The novel mentions Prince Albert as the exhibition organiser and Joseph Paxton as its main designer. Gilzean's hatred of Paxton was because of Paxton being a director of the Midland Railway, whose chairman John Ellis is an enemy of Gilzean. The Lord of the Isles was a noted locomotive which was displayed at the Great Exhibition before it entered service on the Great Western Railway (GWR). Colbeck mentions the 6-2-0 Liverpool, the Puffing Billy and the 4-2-2 Iron Duke in the context of the exhibition. In the second book, when Madeleine begins to seriously pursue her hobby of locomotive artworks, the Lord of the Isles is her first subject.

Caleb Andrews drives for the L&NWR but his train was travelling on the route built by the London and Birmingham Railway (L&BR) and opened in 1838. The L&BR was amalgamated into the L&NWR in 1846, having been operational since 1833. Robert Stephenson was the L&BR chief engineer. The line from Euston to Birmingham included the Linslade and Kilsby tunnels which both feature prominently in the book. Marston describes the problems Stephenson faced at Kilsby, where quicksand was unexpectedly encountered. The Crystal Palace's construction materials, its cast iron framework and sheets of glass, were manufactured in Birmingham and Smethwick, so they were transported by rail through the Kilsby tunnel to London.

Train robbery was a new phenomenon in the 1850s. There were two in reality before 1851, both on the Bristol and Exeter Railway in 1849. Security was non-existent and the robbers in each case climbed out of their own carriage into the mail van and back. The first major incident was the Great Gold Robbery on the South Eastern Railway in May 1855. The first train robbery in America was by the Reno Gang in Indiana in 1866; there were more infamous robberies in later years by the James–Younger Gang and Butch Cassidy's Wild Bunch.

The Birmingham bank manager, Ernest Kitson, explains to Colbeck the purpose of the Bank Charter Act 1844 which was introduced by the late Robert Peel as prime minister. The Act is often called the "Peel Banking Act". It placed strict limits on the issue of banknotes by individual banks who were required to balance all banknotes in their possession with a requisite supply of gold coin or bullion.

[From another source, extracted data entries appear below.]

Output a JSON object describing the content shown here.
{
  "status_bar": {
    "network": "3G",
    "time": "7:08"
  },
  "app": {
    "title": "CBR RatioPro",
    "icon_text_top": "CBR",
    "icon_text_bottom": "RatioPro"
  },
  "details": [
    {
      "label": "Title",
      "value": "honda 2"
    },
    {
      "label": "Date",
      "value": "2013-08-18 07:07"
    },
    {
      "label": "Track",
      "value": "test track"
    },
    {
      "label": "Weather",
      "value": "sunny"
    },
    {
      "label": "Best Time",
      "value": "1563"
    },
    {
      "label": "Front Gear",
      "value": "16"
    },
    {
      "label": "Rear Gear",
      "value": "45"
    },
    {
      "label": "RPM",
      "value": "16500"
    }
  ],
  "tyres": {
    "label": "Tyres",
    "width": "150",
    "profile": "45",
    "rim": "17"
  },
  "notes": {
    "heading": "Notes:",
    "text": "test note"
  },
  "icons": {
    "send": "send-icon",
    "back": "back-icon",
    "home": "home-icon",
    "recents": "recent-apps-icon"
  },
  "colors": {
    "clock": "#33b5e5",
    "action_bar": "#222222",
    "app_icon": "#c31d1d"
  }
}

In the novel, it is because Spurling's fully complied with these rules that a gold consignment was being sent to them.

On his trip to Birmingham and Wolverhampton, Colbeck is disturbed by seeing the Black Country and afterwards tells Leeming that he now understands exactly what William Blake meant when he wrote about the "dark, satanic mills". Colbeck is nevertheless intrigued by industry, especially the railways, and in conversations he refers to Edward Bury, Thomas Russell Crampton and Daniel Gooch as engineers and locomotive designers he especially admires. Caleb Andrews speaks well of Alexander Allan, who claimed to be the designer of the Crewe type locomotive involved in the robbery. The engine was a 2-4-0 introduced by the L&NWR for freight in 1845. Allan was L&NWR works manager at Crewe Works from 1843 to 1853.